White v. White, 556 Fed. Appx. 10 (2d Cir., 2014) [Fed & State Judicial Remedies] [Petition Denied]



In  White v. White, 556 Fed. Appx. 10 (2d Cir., 2014) the father brought an action against his former wife, pursuant to Hague Convention, for the return of his son from New Jersey. The United States District Court, 2013 WL 1340145, adopted the report
and recommendation of the United States Magistrate Judge,  2012 WL 3041660, and
dismissed action as barred by Rooker-Feldman doctrine, res judicata, and
collateral estoppel and for failure to state a claim. The Second Circuit affirmed for substantially the same reasons stated by the district court and by the magistrate judge, whose report and recommendation was adopted by the district court.   This action was in essence a protracted custody dispute on appeal from a state court judgment granting custody of Appellant's son to his ex-wife in New Jersey.   It rejected the father’s argument that the Hague Convention on the Civil Aspects of International Child Abduction and its implementing statute, the International Child Abduction Remedies Act, required the return of his son to his custody in New York and repayment of monies that Appellant has paid to Appellee since 2005. It pointed out that the Hague Convention"does not establish substantive standards for resolving the merits of any underlying custody dispute."   Mota v. Castillo, 692 F.3d 108, 112 (2d Cir.2012) (citing Hague Convention, art. 19).  Rather, the Convention's focus is simply upon whether a child should be returned to her country of habitual residence for custody proceedings.  The German Court's determination of "habitual residence," therefore, did not bear upon the New York state court custody proceedings.   The conduct of such proceedings in New York is entirely consistent with the German Court's order.   Thus, procedural bars aside (all of which the district court correctly found applicable), Appellant's complaint failed to state a claim, and amendment would have been futile.

  

Tuesday, August 26, 2014

Vilchis v. Hall, Not Reported in F.Supp.2d, 2014 WL 2978378 (N.D.Ill.)[Mexico] [Habitual Residence] [Petition Denied]



In Vilchis v. Hall, Not Reported in F.Supp.2d, 2014 WL 2978378 (N.D.Ill.) Petitioner Carmen Marlyn Solano Vilchis and Respondent Anthoney Wayne Hall were
the parents of two daughters ages five and seven. Solano was born in Mexico and was a citizen of Mexico.   In 1999, when  she was thirteen years old, Solano moved to the United States with her family and settled in Illinois. She resided in the  United States as an undocumented immigrant. Hall was born in Illinois, and was a United States citizen.
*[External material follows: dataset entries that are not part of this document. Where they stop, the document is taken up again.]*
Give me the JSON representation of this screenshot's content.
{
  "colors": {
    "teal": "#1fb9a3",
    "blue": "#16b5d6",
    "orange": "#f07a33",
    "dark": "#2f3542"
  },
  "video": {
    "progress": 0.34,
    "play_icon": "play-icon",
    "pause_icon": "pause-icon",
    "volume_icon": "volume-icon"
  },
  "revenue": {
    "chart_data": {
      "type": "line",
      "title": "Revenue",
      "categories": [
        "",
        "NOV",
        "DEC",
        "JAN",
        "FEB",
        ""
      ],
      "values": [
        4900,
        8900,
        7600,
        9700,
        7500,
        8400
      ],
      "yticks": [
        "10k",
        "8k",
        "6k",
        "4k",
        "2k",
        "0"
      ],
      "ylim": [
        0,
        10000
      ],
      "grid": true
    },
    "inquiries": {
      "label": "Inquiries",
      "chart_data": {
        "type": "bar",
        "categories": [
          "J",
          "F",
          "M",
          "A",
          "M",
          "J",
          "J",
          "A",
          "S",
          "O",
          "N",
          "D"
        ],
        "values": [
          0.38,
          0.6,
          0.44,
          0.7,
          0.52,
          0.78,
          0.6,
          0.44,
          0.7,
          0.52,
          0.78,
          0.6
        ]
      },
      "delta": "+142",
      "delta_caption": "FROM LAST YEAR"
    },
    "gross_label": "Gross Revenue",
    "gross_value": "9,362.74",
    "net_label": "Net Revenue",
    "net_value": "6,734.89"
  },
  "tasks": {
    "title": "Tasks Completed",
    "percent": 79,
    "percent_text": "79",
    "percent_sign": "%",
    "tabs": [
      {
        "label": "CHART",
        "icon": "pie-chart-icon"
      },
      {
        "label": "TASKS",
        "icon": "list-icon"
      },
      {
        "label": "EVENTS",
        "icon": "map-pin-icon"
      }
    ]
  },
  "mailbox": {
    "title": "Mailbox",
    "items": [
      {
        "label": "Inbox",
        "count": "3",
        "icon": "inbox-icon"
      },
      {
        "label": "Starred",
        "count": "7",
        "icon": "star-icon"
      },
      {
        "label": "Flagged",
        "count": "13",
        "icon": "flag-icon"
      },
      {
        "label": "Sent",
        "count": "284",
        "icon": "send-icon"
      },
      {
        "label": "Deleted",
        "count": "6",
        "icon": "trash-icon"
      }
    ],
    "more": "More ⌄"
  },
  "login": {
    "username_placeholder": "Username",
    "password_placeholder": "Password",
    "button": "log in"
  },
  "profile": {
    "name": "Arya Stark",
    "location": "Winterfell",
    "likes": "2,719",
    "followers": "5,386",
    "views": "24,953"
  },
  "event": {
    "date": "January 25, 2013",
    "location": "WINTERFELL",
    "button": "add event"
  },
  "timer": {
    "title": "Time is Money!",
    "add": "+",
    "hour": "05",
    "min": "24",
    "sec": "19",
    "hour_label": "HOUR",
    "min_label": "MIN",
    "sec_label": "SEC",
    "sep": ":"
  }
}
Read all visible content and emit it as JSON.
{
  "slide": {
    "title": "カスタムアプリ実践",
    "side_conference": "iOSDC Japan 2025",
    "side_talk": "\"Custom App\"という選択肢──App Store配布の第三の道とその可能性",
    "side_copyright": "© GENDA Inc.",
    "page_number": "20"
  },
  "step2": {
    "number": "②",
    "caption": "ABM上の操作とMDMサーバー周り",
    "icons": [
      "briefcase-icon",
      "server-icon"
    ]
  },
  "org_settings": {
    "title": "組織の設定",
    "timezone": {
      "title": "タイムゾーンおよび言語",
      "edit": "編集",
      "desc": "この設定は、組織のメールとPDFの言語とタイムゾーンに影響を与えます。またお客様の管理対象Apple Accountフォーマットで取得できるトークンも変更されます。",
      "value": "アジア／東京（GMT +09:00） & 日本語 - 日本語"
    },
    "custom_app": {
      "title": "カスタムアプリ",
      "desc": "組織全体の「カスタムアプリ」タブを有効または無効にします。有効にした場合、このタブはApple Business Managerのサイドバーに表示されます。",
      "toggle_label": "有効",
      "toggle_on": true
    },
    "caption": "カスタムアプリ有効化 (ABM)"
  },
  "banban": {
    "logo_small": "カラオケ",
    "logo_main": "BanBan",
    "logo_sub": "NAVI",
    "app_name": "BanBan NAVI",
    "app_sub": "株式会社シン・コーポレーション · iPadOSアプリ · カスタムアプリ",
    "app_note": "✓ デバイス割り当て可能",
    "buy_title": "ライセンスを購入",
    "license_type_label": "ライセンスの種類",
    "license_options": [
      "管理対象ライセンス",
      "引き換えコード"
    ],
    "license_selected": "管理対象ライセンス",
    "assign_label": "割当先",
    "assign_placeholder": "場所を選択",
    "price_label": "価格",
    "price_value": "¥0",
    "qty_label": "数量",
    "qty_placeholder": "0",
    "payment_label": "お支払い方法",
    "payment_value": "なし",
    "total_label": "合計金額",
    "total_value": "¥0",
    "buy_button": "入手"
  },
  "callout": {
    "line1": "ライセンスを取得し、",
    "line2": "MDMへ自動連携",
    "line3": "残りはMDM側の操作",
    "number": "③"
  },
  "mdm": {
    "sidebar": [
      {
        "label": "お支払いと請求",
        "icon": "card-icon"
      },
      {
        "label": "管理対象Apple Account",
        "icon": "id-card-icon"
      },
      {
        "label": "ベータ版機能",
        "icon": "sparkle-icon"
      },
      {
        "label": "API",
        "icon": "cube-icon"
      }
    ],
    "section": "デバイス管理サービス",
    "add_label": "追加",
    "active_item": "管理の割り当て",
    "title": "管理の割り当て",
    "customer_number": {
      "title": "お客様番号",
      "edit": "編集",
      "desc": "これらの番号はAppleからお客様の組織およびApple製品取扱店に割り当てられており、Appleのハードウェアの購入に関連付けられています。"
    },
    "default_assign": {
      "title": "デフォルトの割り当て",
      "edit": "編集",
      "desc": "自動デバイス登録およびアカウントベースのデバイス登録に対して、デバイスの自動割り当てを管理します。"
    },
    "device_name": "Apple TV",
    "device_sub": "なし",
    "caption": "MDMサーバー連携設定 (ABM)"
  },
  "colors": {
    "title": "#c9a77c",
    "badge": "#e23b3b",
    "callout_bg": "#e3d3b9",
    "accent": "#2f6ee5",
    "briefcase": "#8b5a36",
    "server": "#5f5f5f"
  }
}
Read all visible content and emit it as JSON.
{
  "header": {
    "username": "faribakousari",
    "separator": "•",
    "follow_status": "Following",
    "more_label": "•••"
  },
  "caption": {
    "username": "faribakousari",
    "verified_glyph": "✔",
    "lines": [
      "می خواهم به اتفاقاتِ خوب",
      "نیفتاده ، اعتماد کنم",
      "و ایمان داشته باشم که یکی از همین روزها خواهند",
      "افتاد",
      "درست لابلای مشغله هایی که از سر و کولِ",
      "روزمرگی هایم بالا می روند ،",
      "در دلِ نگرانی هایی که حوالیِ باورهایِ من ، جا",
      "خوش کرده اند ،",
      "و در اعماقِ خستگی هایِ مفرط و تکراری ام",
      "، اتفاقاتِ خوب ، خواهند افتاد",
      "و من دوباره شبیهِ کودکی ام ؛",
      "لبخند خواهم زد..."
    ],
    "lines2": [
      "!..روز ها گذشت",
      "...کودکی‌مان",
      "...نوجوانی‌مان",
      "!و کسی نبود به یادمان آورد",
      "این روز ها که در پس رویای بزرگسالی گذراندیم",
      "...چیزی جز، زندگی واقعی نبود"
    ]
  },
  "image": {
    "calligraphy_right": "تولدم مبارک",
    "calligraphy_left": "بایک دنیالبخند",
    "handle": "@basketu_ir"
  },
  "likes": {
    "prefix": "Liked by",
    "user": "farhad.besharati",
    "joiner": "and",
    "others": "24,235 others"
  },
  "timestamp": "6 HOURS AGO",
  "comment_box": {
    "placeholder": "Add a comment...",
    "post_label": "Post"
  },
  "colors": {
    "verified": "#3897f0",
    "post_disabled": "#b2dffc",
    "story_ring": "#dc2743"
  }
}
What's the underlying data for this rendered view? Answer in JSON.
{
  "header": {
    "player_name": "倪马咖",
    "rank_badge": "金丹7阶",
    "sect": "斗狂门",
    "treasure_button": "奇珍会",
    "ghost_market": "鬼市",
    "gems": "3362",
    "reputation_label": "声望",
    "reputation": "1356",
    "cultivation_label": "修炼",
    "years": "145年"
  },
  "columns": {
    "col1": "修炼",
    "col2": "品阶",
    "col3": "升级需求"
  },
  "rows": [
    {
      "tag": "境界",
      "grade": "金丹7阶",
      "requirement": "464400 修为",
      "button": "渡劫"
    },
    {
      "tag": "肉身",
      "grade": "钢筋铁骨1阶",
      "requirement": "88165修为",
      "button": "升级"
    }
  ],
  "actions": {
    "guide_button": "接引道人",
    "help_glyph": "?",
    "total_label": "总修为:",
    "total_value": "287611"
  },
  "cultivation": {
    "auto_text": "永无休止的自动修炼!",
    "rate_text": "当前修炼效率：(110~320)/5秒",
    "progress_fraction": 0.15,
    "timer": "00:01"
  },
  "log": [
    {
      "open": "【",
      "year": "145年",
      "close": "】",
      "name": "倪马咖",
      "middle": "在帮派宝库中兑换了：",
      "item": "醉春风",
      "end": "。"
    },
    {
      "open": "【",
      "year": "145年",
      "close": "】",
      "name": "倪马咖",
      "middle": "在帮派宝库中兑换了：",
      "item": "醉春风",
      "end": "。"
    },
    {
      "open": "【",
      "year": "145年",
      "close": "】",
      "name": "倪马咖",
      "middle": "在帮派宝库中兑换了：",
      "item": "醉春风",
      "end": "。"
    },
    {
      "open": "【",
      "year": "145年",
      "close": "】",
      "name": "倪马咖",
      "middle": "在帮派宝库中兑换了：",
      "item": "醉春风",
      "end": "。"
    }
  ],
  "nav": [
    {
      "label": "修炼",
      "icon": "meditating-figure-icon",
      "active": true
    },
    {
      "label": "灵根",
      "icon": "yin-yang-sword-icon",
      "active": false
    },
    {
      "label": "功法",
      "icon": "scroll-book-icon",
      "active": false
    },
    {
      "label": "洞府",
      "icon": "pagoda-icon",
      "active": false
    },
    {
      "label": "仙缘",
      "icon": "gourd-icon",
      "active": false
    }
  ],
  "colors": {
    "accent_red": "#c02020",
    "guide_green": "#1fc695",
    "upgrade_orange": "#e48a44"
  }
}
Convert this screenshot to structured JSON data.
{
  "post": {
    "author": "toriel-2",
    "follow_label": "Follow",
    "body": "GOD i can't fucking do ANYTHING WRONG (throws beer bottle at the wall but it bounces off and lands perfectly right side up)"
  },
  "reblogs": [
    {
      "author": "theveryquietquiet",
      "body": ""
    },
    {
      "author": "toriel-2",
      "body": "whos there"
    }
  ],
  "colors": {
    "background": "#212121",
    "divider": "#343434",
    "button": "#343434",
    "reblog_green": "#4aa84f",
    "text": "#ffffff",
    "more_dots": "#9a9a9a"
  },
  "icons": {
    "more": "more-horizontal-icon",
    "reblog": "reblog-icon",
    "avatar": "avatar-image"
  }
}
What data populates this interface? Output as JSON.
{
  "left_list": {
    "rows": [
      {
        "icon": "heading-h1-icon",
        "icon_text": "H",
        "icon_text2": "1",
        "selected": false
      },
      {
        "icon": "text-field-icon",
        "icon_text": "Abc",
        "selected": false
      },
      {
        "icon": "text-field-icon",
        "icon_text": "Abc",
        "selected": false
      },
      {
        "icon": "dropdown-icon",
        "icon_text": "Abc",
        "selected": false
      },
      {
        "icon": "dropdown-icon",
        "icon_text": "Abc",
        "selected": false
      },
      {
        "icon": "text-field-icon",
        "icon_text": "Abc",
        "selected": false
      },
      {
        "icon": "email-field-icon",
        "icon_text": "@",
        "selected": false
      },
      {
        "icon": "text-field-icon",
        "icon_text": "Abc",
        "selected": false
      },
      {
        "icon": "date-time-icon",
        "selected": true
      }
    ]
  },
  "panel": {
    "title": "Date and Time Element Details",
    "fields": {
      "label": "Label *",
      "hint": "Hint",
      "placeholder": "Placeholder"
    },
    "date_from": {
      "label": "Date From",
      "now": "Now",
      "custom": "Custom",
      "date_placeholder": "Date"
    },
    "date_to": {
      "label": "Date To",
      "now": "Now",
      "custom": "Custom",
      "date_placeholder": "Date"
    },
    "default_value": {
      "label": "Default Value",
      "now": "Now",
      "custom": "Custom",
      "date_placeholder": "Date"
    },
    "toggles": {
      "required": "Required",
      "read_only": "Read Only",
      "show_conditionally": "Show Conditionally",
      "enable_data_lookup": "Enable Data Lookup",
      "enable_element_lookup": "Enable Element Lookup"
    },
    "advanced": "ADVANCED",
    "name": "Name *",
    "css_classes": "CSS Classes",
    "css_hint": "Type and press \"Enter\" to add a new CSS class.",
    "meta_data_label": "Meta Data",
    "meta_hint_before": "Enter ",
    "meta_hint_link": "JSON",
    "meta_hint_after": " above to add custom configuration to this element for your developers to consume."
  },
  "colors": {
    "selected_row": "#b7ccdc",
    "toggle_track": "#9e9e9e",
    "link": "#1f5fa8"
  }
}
Solano gave birth to their first daughter in May 2007 and their second daughter in November 2008.  The children were United States citizens.  The couple lived together sporadically in the Chicago area until October 2010.  In October 2010, Solano told Hall that she and her family had to leave Illinois immediately, within a day or two, due to threats made against Solano's sister by the sister's husband, a man named Juan Hacha. The court expressly found that Solano would not have wanted to leave Illinois but for that threat.   Hall did not want to leave Illinois and did not want the children to leave Illinois.  Hall decided to leave Illinois with Solano so that he could remain with their children.  At first, Solano told Hall they were going  to California.    At some point during the trip, which the entire  group took in Hall's truck and two other vehicles, Solano and her family told Hall that they in fact were going to Mexico.  Hall persuasively testified that he never wanted to move himself and the children to Mexico.   At the time he agreed to leave Illinois, Hall did not intend for the children to establish residence in Mexico. Solano, her family, Hall, and the children arrived in Mexico in mid-October 2010.  They spent about two weeks in northern Baja California and  then went to Mexico City.  In late November 2010, Hall went to the United States Embassy in Mexico City to ask for help in getting the children back to the United States. After a brief stay in Mexico City, Solano and the children moved to the Tijuana area, directly across the border from the United States. Hall returned to Illinois in December 2010 and stayed there for several weeks.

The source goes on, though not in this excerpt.